Defra’s report, which was produced by Loughborough University at a total cost of £39,000, said that oxo-degradable plastics should not be sent for recycling as they can make the recyclate more likely to degrade and potentially harm packaging made from it.
It also warned that the use of the term “biodegradable” was “virtually meaningless” to consumers at present, as it is used to describe a wide and incompatible range of types and speeds of degradation.
However, the report did play down previous criticism over the effect on the natural environment of the tiny particles of degraded plastic which result from oxo-degradable additives, saying that there was currently no evidence that the particles were a threat to animals, birds, fish or insects.
Biodegradable ‘should be dropped‘
Defra’s report, , recommended that the term “biodegradable” should either be banned from labelling and replaced with instructions for disposal, or the type of biodegradability should be defined on labels.
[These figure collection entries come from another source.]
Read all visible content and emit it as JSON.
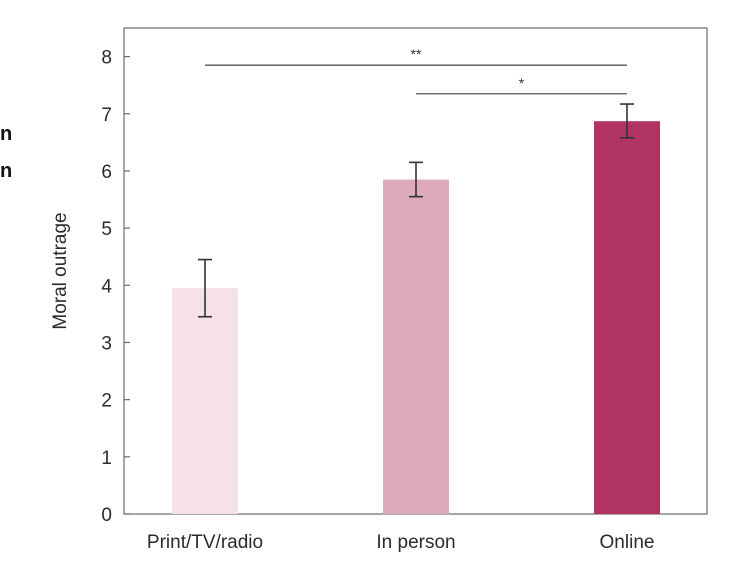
{
  "side_fragments": [
    "n",
    "n"
  ],
  "chart_data": {
    "type": "bar",
    "title": "",
    "xlabel": "",
    "ylabel": "Moral outrage",
    "ylim": [
      0,
      8.5
    ],
    "yticks": [
      0,
      1,
      2,
      3,
      4,
      5,
      6,
      7,
      8
    ],
    "categories": [
      "Print/TV/radio",
      "In person",
      "Online"
    ],
    "values": [
      3.95,
      5.85,
      6.87
    ],
    "error_low": [
      3.45,
      5.55,
      6.58
    ],
    "error_high": [
      4.45,
      6.15,
      7.17
    ],
    "colors": [
      "#f5e1e7",
      "#ddaabb",
      "#b03363"
    ],
    "grid": false,
    "significance": [
      {
        "from": 0,
        "to": 2,
        "label": "**",
        "y": 7.85
      },
      {
        "from": 1,
        "to": 2,
        "label": "*",
        "y": 7.35
      }
    ]
  }
}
Environment minister, Dan Norris said: “As these plastics cannot be composted, the term biodegradable can cause confusion. Incorrect disposal of oxo-degradable plastics has the potential to negatively affect both recycling and composting facilities.
“We hope this research will discourage manufacturers and retailers from claiming that these materials are better for the environment than conventional plastics.
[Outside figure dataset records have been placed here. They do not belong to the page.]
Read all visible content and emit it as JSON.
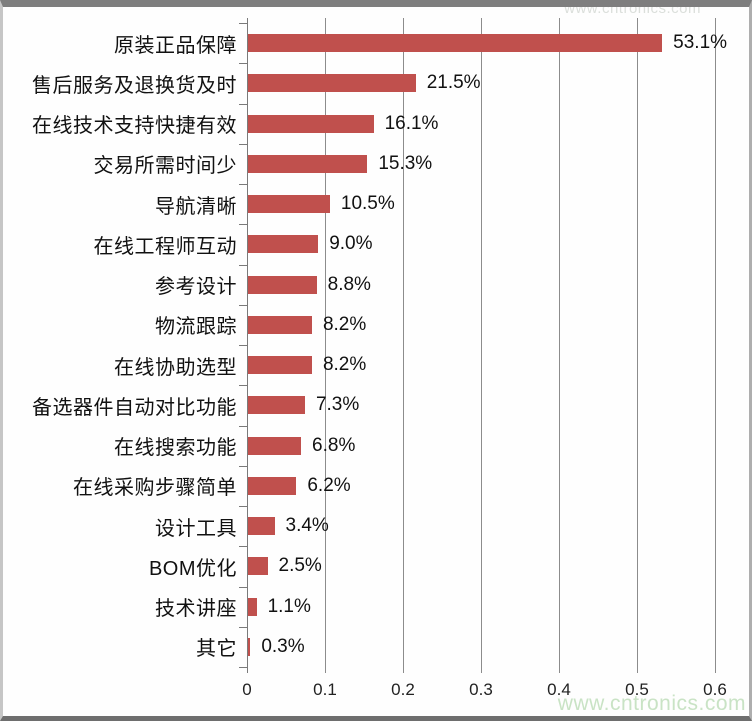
{
  "chart_data": {
    "type": "bar",
    "orientation": "horizontal",
    "title": "",
    "xlabel": "",
    "ylabel": "",
    "xlim": [
      0,
      0.6
    ],
    "grid": "vertical-gridlines-on",
    "legend": "none",
    "bar_color": "#C0504D",
    "gridline_color": "#8c8c8c",
    "categories": [
      "原装正品保障",
      "售后服务及退换货及时",
      "在线技术支持快捷有效",
      "交易所需时间少",
      "导航清晰",
      "在线工程师互动",
      "参考设计",
      "物流跟踪",
      "在线协助选型",
      "备选器件自动对比功能",
      "在线搜索功能",
      "在线采购步骤简单",
      "设计工具",
      "BOM优化",
      "技术讲座",
      "其它"
    ],
    "values": [
      0.531,
      0.215,
      0.161,
      0.153,
      0.105,
      0.09,
      0.088,
      0.082,
      0.082,
      0.073,
      0.068,
      0.062,
      0.034,
      0.025,
      0.011,
      0.003
    ],
    "data_labels": [
      "53.1%",
      "21.5%",
      "16.1%",
      "15.3%",
      "10.5%",
      "9.0%",
      "8.8%",
      "8.2%",
      "8.2%",
      "7.3%",
      "6.8%",
      "6.2%",
      "3.4%",
      "2.5%",
      "1.1%",
      "0.3%"
    ],
    "x_ticks": [
      "0",
      "0.1",
      "0.2",
      "0.3",
      "0.4",
      "0.5",
      "0.6"
    ],
    "x_tick_values": [
      0,
      0.1,
      0.2,
      0.3,
      0.4,
      0.5,
      0.6
    ]
  },
  "watermark": {
    "bottom_text": "www.cntronics.com",
    "bottom_color": "#c9e3c5",
    "top_text": "www.cntronics.com"
  }
}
Iain Ferguson, Environment Manager, The Co-operative Food said: “We have already decided to stop purchasing carrier bags with the oxo-biodegradable additive and with the support of our customers and staff, we have reduced carrier bag numbers by 60% in the last three years.
“We have also launched the UK’s first home-compostable carrier bag, certified by the Association for Organic Recycling (and to EN 13432), which is accepted for food waste collections by a number of local authorities.”
‘Latest salvo in oxo- versus hydro-degradable war’
In a statement, oxo-degradable additive producer Symphony described the report as the “latest salvo in the oxo- versus hydro-degradable war” and said the allegations were familiar to firms in the sector.
Symphony said it would be making a full response in due course, but said: “It should be obvious that plastic which self-destructs at the end of its useful life, leaving no harmful residues, is better for the environment than normal or recycled plastic, which can lie or float around for decades.”
The firm also claimed that the Loughborough University did not do any experiments itself and that it was concerned to find that that “two of the three assessors of the report were themselves engaged in bio-based plastics, which is a totally different discipline to oxo- biodegradable”.
Symphony added that it is expecting a report from Defra on the use of crops in biofuels and bioplastics and their effect on the environment.